The S+V Interview: Chris Robinson Page 2

How do you reconcile your love of making records with the commerciality of the business?
Hmm. Well, when I was in my early 20s, I was horrified to hear people call my record "product." It was shocking. I just found it obscene! Something so important to me, my record, was not a product like a toaster oven or tires, you know what I mean? Those things are products. Getting to make records and being a musician doesn?t have much to do with my love for records. I would still be an obsessive collector and pundit, if you will, with or without my own career of making music. The two connect in a certain fabric.

There is a certain joy to sharing it all. Recently, I was playing the new Dylan Bootleg Series entry [Vol. 9 - The Witmark Demos] at home, and my 10-month-old daughter loved it. Then I played some John Lee Hooker, "Mad Man Blues," and she just got into it, bobbing her head and all; she had perfect rhythm! She seems to love acoustic blues and folk-country stuff. When the first Holy Modal Rounders album [self-titled, from 1964] comes on, she just flips out, man!


photo: Sorrell Schneider

Have you played her anything electric, like Elmore James?
I haven't yet hipped her to too much electric blues, but if it's got that funky, fat backbeat going, she's down! My wife and I just laugh.

Do you have a count on how many records you own?
I've probably got 4,500 to 5,000 records. I got rid of some to make room for more. And I've got about 500 to 600 records at a friend?s house in Brooklyn for when I DJ here.

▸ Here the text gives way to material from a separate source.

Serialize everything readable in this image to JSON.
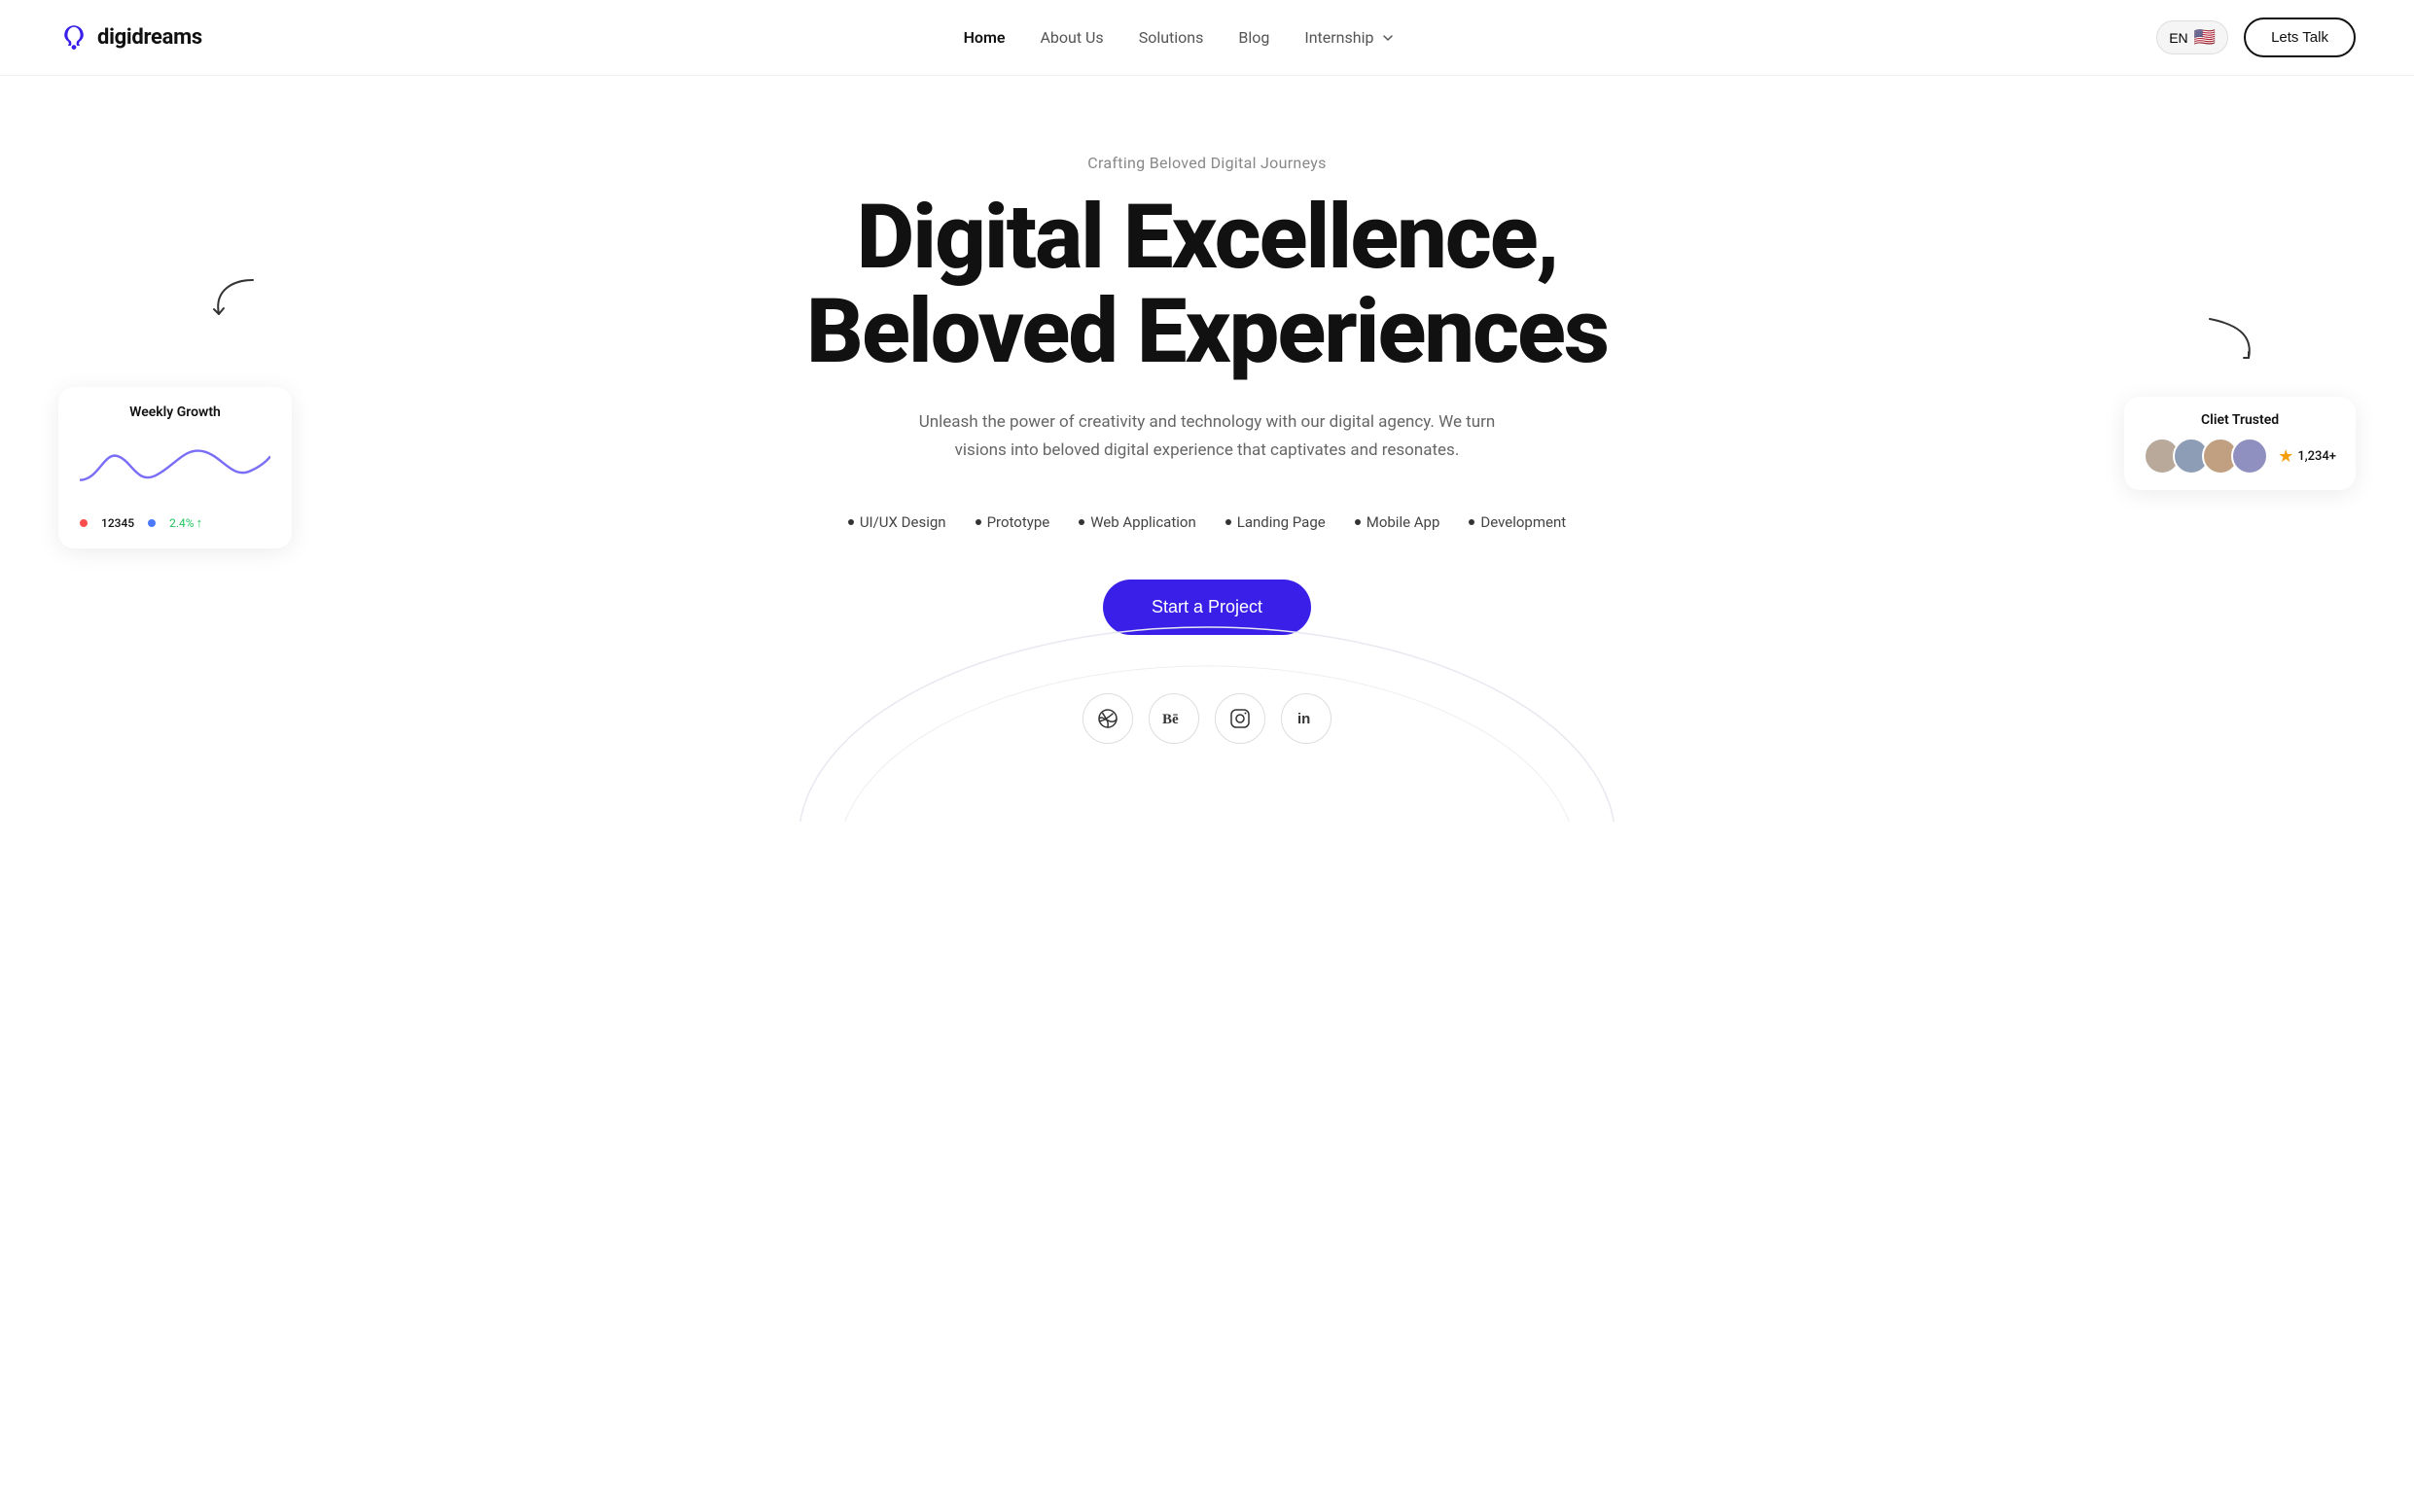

What kind of turntable do you have?
I have two turntables and a little DJ setup for when people come over. They're both Technics SL-1210M5Gs. I keep a lot of the super-weird out-there jazz and out there psychedelic stuff like the Third Ear Band in my office where the one 'table is set up for when the family goes to bed and I want to get weird. I have amps, guitars, and half of my library in that office. If friends want to hang out, we can get pretty noisy in there. I don't think the neighbors feel the same [chuckles], but Topanga is pretty hip.

My wife gets the whole thing. She told me, "I understand I married a man who's having an affair in his office with his records and books and weird f---ing Armenian cinema."